I've received a couple of reviews, both of which mention the same thing, with regards to Panic. Now I should say up front, I don't believe in responding to reviews. Good, bad or meh. Once the book is out there, people should feel free to review and discuss it however they see fit, without fear that I'm gonna jump all over them. Hell, I'm grateful that anyone is bothered enough to read, let alone take the time to review. It's why I'm not active on sites like Goodreads or LibraryThing, and why I don't respond to Amazon reviews. Those are reader spaces as far as I'm concerned.
As it happens the reviews in question are both fine - balanced and intelligent and thought-provoking, so all I would do is thank those reviewers anyway, but I am bound by my own rules no matter what. Much like Batman, if Batman spent his days sitting at a computer smoking cigarettes and eating Doritos. Er...I digress. Note to self: comparing yourself to Batman can only end badly. Stop it.
Wait, does this constitute responding? Sigh. The life of a crime-fighting superhero is so confusing.

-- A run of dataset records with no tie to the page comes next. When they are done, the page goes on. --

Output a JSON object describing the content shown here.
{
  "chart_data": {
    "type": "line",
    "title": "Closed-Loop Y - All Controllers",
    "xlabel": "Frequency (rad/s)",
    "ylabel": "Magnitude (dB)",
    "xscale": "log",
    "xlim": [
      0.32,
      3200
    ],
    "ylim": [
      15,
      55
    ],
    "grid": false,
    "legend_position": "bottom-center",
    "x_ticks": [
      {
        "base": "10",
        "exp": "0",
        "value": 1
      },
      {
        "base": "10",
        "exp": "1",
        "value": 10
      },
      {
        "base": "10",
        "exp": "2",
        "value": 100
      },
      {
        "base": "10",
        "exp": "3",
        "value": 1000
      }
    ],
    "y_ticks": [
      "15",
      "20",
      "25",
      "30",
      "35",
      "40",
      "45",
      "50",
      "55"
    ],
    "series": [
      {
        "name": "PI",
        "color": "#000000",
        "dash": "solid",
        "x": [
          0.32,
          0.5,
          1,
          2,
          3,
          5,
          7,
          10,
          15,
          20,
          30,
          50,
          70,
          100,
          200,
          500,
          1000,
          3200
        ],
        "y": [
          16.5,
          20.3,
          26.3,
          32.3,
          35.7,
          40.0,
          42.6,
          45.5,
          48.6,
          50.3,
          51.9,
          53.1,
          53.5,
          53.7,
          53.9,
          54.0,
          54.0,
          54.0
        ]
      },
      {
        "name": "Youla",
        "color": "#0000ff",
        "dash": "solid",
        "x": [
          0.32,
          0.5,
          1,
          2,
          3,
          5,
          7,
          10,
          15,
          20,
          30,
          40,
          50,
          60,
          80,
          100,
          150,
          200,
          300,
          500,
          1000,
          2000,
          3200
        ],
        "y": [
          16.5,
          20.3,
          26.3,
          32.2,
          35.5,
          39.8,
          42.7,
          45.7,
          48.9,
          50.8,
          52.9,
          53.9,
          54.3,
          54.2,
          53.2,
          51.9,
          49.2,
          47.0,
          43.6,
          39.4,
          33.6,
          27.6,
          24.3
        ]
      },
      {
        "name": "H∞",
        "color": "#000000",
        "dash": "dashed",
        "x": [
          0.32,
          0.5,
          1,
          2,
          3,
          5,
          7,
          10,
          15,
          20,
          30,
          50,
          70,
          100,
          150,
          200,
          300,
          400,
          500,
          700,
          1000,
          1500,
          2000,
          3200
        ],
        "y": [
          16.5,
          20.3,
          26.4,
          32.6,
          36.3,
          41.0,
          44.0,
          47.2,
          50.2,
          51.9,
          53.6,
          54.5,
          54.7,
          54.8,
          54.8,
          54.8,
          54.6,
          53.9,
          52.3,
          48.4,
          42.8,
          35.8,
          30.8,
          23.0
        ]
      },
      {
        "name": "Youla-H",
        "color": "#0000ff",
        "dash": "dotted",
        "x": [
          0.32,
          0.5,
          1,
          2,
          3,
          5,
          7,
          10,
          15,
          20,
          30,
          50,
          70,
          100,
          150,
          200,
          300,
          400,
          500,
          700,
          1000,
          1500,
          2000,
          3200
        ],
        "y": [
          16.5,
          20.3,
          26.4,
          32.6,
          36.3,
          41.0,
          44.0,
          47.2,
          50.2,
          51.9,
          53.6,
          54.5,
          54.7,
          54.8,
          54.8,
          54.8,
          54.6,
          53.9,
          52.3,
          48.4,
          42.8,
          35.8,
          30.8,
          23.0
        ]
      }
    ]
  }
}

Anyway both reviews mention the same thing: the lack of a trigger warning for Panic.
At this point I must confess: this is the first time I've even encountered the phrase trigger warning (I had to look it up). Essentially, there are a couple of scenes in Panic that might upset readers. I know exactly which scenes the reviewers are talking about - though neither mention them specifically. I know because they were draining and uncomfortable scenes to write. I considered dropping them entirely, but in the end the scenes simply had to stay, for what they revealed about two major characters, and the way one of those characters in particular would evolve as the story goes on across the series.
So now I'm conflicted. I want to horrify and even disgust the reader. I'm writing horror here, and I don't want it to be watered down or sanitised. One of the central themes of Wildfire Chronicles is that civilization, once stripped away, will reveal some monstrous characteristics in certain people. I want the reader to be shocked by events - I figure that is pretty much the holy grail for horror writing.
But I don't want to upset people. That to me seems very different altogether. It's food for thought, certainly, and I will contemplate adding a warning to my books very seriously.
Now I must go: the batphone is ringing.